"Vous savez, avec 1.000 ou 2.000 francs CFA [trois euros, ndlr], on peut faire beaucoup... il suffit parfois d'un sandwich ou d'un Coca-Cola et vous avez 2.000 manifestants dans la rue", a déclaré Jean-Christophe Belliard, ambassadeur de France en Côte d’Ivoire, en allusion aux manifestations qui ont bloqué durant plusieurs jours un convoi militaire français au Burkina Faso comme celles en soutien au gouvernement malien à Bamako.
Pour ce diplomate français qui a fait cette déclaration le 20 février lors d’une émission sur une chaîne de télévision privée ivoirienne dont il était l’invité, sur la thématique "Bamako-Paris, divorce consommé", "il y a très probablement une instrumentalisation" derrière ces sorties massives et le plus souvent hostiles à la politique française observées dans ces pays du Sahel. "La manipulation fait partie aujourd’hui des relations internationales", a-t-il soutenu.

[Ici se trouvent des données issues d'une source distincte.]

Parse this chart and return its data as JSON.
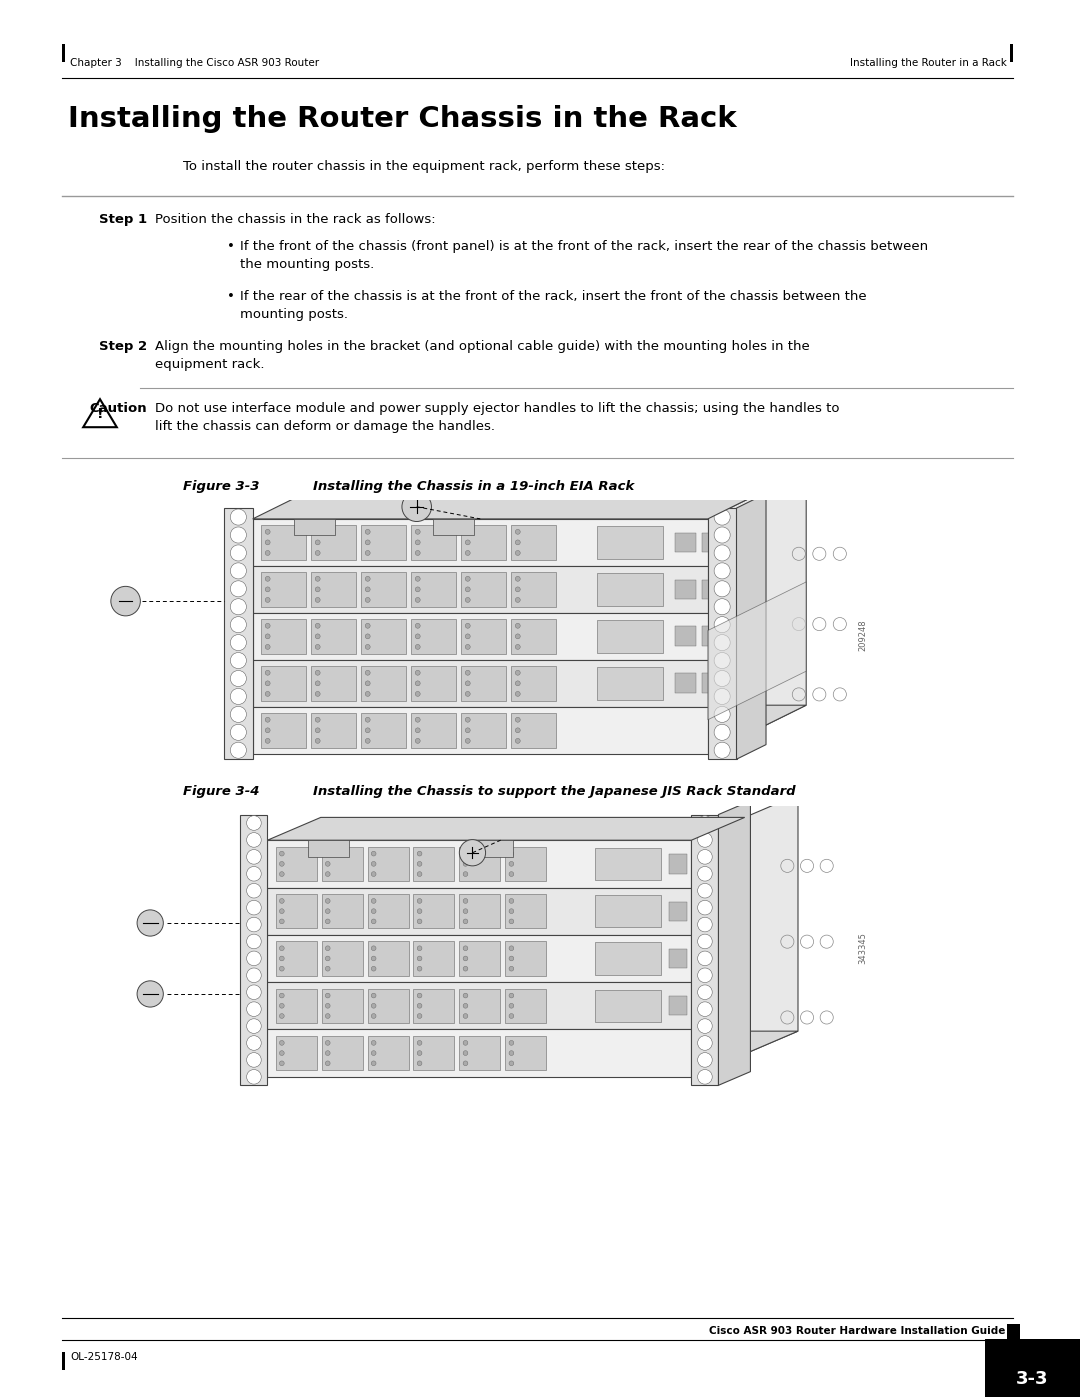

Les affirmations de l’ambassadeur ont suscité le courroux de nombreux internautes qui les trouvent, pour la plupart, injurieux et condescendants.
Tout comme ces internautes, Jean-Blaise Ayéméné, président du Réseau des communicateurs panafricains (REZOPANACOM) interrogé par Sputnik, s’est offusqué de cette sortie de Jean-Christophe Belliard.
"Comprenez les propos peu sages et courtois de ce diplomate. S'exprimer ainsi sur un plateau de télé, quand on est à ce niveau de responsabilité, il faut comprendre que la France a touché le fond. Avec ces insultes et cette agressivité verbale, elle essaye de cacher son échec et son humiliation, elle pleure en fait et c'est tout à l'honneur des Maliens et au-delà, des panafricanistes. Cela dit, l'ambassadeur explique au passage comment son pays, la France, a toujours procédé directement ou indirectement pour obtenir les rares mobilisations qui la soutenaient dans les pays africains. C'est un gros aveu, et nous le notons", analyse-t-il.
Ce leader d’opinion, par ailleurs secrétaire national chargé de la coordination des activités des structures spécialisées et de la mobilisation des militants au sein du Parti des peuples africains Côte d'Ivoire (PPA-CI, la formation politique créée en octobre 2021 par l’ancien Président Laurent Gbagbo) –qui n’a officiellement pas réagi aux propos du diplomate français–, estime que "la France exprime ici [par la voix de son représentant, ndlr] sa grande frustration, car c'est le crépuscule de son règne et de celui des Occidentaux sur l'Afrique et c'est tant mieux pour nos pays". "La France et les pays de l'Union européenne qu'elle a mobilisés pour envahir le Mali ont pratiquement été boutés hors de ce pays sans rien pouvoir y faire, car avec la présence militaire de la Russie, les Maliens ont préparé leur action en amont", ajoute-t-il.
"La vigilance et la mobilisation doivent être de mise du côté des Maliens, des panafricanistes, mais aussi des Russes qui, aujourd'hui, sont un soutien important et efficace dans la lutte pour la libération et la souveraineté de nos États africains en général et du Mali en particulier. Car ces impérialistes français ne s'en iront pas totalement sans rien tenter d'ignoble comme ils l'ont déjà fait dans plusieurs pays", prévient Jean-Blaise Ayéméné.
Et selon lui, la situation du Mali évoque à certains égards celle de la Côte d’Ivoire il y a quelques années.
"En dehors de la façon dont ils sont venus au pouvoir, nous saluons et soutenons la résistance des dirigeants de la transition et surtout du peuple malien. Cette situation nous rappelle un peu la résistance que nous avons menée en Côte d'Ivoire avec le Président Laurent Gbagbo de 2000 à 2011. Ce qu'ont subi les Ivoiriens pendant ces moments difficiles a enseigné les dirigeants maliens qui avancent plutôt bien actuellement, surtout que ce sont pratiquement les mêmes bourreaux avec les mêmes pratiques qu'ils ont en face. Cela ne peut que nous rendre solidaires et admiratifs du peuple malien", se réjouit le militant panafricaniste.